Speaker
Description
Engineered biopolymers have received a great deal of interest for environmental remediation of radionuclides in recent years. Composites derived from alginate, chitin or activated biochars
exhibit promising uptake capacities for common and problematic radionuclides such as strontium, cesium and uranium due to a wide range of surface functionality, extensive multiscale porosity, and excellent environmental compatibility. They also lend themselves well to a wide range of directed modification and functionalisation via organic chemical modification, metal doping or physical/structural changes.

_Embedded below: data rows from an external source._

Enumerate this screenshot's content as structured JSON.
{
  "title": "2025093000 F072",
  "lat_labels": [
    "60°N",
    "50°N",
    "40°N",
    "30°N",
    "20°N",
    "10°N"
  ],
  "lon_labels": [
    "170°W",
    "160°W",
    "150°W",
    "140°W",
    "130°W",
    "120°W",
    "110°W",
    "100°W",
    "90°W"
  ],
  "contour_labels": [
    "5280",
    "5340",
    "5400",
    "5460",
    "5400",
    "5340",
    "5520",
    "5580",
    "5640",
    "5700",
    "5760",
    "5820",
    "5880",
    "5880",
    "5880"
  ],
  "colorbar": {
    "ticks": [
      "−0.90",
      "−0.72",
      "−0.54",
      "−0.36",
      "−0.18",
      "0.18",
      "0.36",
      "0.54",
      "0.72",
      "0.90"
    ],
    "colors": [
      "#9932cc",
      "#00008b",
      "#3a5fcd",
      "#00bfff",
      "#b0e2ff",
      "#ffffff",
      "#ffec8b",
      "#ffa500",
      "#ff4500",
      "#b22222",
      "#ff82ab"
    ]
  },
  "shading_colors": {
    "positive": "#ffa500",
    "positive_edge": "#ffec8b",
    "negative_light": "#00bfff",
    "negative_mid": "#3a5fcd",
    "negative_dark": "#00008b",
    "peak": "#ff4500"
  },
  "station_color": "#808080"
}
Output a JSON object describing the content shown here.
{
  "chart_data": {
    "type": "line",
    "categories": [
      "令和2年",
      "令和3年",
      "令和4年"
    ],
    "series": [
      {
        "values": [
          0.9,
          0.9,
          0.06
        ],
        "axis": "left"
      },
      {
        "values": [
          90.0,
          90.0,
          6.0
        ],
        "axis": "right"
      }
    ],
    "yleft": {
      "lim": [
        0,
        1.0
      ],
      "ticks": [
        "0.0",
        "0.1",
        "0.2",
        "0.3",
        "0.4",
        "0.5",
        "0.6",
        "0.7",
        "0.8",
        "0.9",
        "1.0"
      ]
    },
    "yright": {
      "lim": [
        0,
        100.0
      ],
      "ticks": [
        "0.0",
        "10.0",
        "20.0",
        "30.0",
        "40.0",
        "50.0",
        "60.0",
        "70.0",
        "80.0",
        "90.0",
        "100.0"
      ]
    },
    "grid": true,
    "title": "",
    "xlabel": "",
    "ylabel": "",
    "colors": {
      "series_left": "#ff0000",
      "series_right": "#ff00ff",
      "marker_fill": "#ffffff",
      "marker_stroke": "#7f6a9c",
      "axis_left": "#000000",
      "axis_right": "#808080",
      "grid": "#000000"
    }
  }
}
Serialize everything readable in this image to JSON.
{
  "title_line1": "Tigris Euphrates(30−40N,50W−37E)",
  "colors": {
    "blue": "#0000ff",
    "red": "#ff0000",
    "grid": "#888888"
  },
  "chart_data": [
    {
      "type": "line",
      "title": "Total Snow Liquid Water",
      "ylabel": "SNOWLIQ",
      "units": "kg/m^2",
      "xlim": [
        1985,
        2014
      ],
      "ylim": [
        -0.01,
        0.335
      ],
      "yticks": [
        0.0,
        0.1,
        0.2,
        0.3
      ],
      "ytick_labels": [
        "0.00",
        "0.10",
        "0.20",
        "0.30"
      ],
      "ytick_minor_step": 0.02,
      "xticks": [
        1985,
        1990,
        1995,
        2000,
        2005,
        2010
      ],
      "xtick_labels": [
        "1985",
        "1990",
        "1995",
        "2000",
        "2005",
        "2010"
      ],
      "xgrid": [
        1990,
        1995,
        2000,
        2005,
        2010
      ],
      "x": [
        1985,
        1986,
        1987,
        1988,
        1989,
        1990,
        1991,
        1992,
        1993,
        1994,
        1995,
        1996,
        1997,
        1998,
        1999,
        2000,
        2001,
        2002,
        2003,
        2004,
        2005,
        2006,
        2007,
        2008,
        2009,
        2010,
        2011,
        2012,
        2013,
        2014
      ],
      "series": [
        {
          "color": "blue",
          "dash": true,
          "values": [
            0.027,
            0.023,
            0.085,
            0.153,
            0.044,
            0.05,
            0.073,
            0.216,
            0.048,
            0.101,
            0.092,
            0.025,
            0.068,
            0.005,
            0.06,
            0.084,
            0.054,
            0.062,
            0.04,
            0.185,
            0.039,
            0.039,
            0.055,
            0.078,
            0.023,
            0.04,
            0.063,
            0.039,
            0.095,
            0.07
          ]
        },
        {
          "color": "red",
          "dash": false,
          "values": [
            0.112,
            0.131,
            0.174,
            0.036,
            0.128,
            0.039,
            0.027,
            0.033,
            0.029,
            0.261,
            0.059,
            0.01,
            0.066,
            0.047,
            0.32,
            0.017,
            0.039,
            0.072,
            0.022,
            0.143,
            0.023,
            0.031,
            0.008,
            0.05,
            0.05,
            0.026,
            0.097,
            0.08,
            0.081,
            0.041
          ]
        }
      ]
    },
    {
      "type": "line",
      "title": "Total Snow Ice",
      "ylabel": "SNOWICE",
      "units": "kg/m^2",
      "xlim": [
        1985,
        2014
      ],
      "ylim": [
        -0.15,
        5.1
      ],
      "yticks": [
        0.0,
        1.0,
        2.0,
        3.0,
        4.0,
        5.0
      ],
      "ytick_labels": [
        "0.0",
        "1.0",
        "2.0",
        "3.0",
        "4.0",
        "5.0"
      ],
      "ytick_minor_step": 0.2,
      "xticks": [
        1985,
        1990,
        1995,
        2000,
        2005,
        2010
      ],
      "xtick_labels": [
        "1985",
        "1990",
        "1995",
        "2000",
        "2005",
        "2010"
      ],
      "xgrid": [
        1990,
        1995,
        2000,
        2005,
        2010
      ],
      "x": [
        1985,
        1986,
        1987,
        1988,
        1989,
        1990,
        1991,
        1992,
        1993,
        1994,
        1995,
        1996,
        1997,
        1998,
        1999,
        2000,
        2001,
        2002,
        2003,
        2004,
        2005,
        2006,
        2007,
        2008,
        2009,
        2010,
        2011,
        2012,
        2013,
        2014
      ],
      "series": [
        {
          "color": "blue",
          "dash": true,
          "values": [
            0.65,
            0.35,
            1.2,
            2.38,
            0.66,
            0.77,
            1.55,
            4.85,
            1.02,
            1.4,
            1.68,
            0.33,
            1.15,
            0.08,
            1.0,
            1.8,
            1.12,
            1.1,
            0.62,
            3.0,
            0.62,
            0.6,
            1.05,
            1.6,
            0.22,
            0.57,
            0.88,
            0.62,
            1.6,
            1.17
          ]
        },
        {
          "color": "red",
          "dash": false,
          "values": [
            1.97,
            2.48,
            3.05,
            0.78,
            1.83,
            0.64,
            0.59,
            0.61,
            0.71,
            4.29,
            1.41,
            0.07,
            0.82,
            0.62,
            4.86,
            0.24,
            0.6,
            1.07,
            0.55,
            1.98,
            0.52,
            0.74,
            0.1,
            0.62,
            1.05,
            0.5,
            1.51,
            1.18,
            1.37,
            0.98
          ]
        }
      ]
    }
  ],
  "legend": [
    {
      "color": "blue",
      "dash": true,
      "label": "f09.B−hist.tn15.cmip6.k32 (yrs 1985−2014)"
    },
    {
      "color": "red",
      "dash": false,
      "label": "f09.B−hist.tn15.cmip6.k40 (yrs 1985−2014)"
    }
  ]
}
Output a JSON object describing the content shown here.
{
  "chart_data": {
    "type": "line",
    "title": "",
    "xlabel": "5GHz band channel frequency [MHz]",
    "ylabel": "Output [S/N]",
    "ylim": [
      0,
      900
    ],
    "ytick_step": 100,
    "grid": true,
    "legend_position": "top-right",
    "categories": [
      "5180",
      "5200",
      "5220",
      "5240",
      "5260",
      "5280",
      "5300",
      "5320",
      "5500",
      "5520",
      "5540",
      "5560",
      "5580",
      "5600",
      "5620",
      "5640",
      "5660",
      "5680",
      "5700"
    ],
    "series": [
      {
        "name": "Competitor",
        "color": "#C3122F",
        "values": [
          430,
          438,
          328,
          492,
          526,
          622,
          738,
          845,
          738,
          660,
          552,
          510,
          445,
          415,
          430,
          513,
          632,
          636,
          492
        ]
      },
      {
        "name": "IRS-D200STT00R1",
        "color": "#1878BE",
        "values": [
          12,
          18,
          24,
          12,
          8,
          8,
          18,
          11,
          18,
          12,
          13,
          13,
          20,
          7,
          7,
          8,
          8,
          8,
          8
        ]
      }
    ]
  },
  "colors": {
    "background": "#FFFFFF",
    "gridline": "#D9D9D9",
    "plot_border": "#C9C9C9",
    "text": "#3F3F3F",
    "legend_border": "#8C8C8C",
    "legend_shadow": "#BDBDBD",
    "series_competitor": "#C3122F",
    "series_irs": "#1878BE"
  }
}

Traditional inorganic zeolites for radionuclide remediation possess a number of drawbacks which can drastically limit their efficacy in many environmentally relevant scenarios, as is highlighted by continuing challenges at the Fukushima Daiichi site. These include reduced performance in seawater, in acidic media and rapid fouling by dissolved organic matter. Synthetic zeolites can be costly and introduce technical handling challenges as fine particulate matter. Inorganic ion-exchange media can be bulky and expensive to dispose of.
Biopolymers are well suited to address these deficiencies in remediation technologies and compliment the use of inorganic ion-exchangers. Unlike ion-exchange resins, the carbonaceous nature and large pore volume of biopolymers means that post-processing volume reduction ratios of up to 1000 are possible by compaction or ashing. Keeping final waste inventories to a minimum volume is in line with key decommissioning principles and representing savings in long term storage costs. Synthesis of monolithic composites such as biochar-alginate hydrogel beads are trivial to separate post uptake and do not suffer significant performance issues at low pH. Biopolymers are cheap, sustainable and readily available, and their use in this context is compatible with in-situ methods such as Monitored Natural Attenuation. Lacking however, are in-depth fundamental studies which unravel the binding mechanisms in such novel materials. Without which, optimisation and making a safety case for this class of materials as a remediation technology will be difficult.
We aim to address these shortcomings by 1. Developing functionalisation regimes that not only nullify physicochemical variability but also enhance the number of binding sites and binding affinity; judicious choice of activation protocol also allows for tunability of the adsorbent in response to specific remediation requirements or local environmental conditions 2. Creation of activated monolithic biopolymer hydrogel composites, making recovery of spent materials trivial compared with fine particulate adsorbents and 3. Present mechanistic EXAFS data which highlights the inner sphere-type binding of strontium adsorbed to the biopolymer hydrogel.